NEW DELHI - Even as New Delhi grapples with domestic leftwing opposition to the India-United States civilian nuclear deal, Iran and Pakistan have finalized their section of a US$7.5 billion gas pipeline that Washington opposes.

India, Pakistan and Iran are the original partners of the 2,700-kilometer IPI "peace" pipeline that they wanted to complete by 2012 to transfer Iranian natural gas from its South Pars field to India via Pakistan. But, it is apparent now that New Delhi has been dumped, for the time being at least.

Last week, Iran's deputy minister in charge of the pipeline, Hojatollah Ganimifard, was quoted by the Iranian Oil Ministry's news service Shana as saying, "The content of the peace pipeline contract has been finalized and all the points prepared by the two sides' legal experts have been re-read and agreed by the two sides [Iran and Pakistan]." He said the two sides would ink the contract in December "without a third partner".

And this week, Mokhtar Ahmad, advisor to Pakistani Prime Minister Shaukat Aziz, was quoted as saying, "As we expected, the text of the peace pipeline has been made ready for the signing by the two states' heads." Pakistan said that any excess gas that would have been destined for India could be transferred to China.

Both Tehran and Islamabad have blamed India of delaying progress of the IPI at the behest of Washington, which does not want nations to deal with Iran due to its bid to pursue an independent nuclear program. Among the issues that New Delhi has raised on the IPI include security guarantees, transit fees it must pay to Pakistan and a price revision clause on which Tehran insists.

New Delhi also did not take part in what was meant to be a tripartite conference in Tehran, saying that it needed to sort out bilateral issues with Pakistan first.

There is a thought that New Delhi feels it can afford to let the IPI slip due to the discovery of huge gas reserves on India's eastern coast, the Krishna-Godavari basin, that private sector behemoth Reliance Industries plans to begin selling soon.
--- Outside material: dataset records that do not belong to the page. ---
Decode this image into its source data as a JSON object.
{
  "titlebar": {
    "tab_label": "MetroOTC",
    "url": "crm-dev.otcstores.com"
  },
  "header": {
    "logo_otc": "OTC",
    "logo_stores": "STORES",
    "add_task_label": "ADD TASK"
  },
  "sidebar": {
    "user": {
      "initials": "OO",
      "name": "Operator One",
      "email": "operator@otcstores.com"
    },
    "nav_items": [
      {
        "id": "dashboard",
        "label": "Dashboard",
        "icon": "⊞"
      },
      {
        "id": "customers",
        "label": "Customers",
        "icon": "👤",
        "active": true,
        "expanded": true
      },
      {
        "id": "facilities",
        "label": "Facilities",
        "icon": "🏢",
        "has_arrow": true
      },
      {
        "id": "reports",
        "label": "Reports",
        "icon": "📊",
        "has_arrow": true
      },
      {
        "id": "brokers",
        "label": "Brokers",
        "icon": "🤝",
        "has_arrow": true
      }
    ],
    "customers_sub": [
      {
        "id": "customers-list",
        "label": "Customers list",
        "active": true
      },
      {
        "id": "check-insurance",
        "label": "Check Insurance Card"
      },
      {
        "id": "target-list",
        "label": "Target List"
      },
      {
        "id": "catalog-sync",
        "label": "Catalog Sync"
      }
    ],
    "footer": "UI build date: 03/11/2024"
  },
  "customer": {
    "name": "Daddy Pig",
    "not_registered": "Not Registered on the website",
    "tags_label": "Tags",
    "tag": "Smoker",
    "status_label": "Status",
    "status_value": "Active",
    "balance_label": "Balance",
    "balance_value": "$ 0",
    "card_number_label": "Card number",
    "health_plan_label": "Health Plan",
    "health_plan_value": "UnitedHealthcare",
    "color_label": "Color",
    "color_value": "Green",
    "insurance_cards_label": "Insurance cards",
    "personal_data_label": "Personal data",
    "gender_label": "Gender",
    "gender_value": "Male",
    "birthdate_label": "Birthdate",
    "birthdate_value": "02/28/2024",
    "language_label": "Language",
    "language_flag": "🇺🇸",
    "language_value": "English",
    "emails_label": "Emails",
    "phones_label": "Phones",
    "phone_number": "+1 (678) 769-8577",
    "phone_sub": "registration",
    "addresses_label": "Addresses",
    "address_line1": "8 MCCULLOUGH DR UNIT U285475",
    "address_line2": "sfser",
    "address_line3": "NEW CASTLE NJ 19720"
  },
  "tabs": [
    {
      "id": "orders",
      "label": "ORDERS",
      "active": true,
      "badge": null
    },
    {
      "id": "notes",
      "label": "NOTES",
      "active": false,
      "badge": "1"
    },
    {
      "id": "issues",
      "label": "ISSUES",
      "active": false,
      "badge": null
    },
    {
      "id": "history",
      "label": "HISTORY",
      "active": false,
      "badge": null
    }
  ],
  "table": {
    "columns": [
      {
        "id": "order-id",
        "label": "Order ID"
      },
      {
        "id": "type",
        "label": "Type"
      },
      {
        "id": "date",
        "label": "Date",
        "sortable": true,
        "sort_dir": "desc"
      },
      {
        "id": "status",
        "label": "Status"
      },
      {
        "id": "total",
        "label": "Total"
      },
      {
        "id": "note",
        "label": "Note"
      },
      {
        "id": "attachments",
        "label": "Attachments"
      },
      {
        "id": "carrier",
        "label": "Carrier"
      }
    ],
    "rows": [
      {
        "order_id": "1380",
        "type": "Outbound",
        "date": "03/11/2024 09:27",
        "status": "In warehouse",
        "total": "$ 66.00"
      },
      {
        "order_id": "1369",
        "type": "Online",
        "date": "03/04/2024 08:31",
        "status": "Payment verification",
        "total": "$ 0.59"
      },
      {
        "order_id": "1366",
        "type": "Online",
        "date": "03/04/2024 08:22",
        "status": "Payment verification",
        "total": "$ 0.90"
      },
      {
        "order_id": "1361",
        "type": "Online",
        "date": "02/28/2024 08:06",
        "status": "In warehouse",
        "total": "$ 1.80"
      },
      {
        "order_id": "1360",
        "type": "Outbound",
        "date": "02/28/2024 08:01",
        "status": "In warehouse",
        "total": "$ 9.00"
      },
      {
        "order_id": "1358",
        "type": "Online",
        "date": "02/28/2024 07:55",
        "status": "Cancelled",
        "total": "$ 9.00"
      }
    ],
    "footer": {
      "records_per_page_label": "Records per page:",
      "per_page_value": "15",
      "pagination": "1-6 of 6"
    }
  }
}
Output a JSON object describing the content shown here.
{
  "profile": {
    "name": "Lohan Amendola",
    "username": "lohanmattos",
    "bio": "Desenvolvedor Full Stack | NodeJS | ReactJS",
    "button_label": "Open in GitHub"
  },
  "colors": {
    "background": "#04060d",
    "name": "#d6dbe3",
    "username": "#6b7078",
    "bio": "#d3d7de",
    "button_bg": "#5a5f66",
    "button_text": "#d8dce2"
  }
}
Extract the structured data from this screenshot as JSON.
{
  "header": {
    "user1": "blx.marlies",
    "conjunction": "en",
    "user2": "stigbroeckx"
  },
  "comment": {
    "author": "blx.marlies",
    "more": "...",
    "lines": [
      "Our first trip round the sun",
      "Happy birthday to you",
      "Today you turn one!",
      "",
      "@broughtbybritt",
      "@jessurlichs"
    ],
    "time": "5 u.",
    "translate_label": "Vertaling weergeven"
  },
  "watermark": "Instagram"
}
New Delhi has also been unhappy with Tehran reopening price negotiations to a separate liquefied natural gas (LNG)deal signed earlier. India has been looking at Qatar, Algeria and Russia instead to serve its LNG needs.

As an alternative, India is also seriously looking at the prospects of taking natural gas from Turkmenistan via Afghanistan and Pakistan, due to the heavy doses of tax breaks that have been proposed to push this $3.5 billion pipeline project that is supported by the US.

Although publicly New Delhi has maintained that it stands by the IPI pipeline, the reality is going to be different.

"The final deal [on IPI] is not going to happen in the near future as the project is no longer just about energy security, it's more about India's strategic position in the global community," a Foreign Ministry official told Asia Times Online on condition of anonymity.

"The project is in the radar of the Prime Minister's Office and unless there is a clear signal from there, it is unlikely that India's Petroleum Ministry will agree to any final arrangement," he added.

US Treasury Secretary Henry Paulson, during a recent visit to India, is believed to have recommended that Delhi not go ahead with the project. And subsequently Treasury Under Secretary for International Affairs David McCormick told reporters that the US hoped India would not move forward with the pipeline. He said "it would not be the right path during a time the world should be imposing greater discipline on its interactions with Iran". He added that India should meet its energy needs through the nuclear deal with the US that is now stalled in the Indian Parliament.

Russia left out

There are official and media indications that progress in India-Russia nuclear cooperation has also been deliberately delayed, as New Delhi does not want to upset the US.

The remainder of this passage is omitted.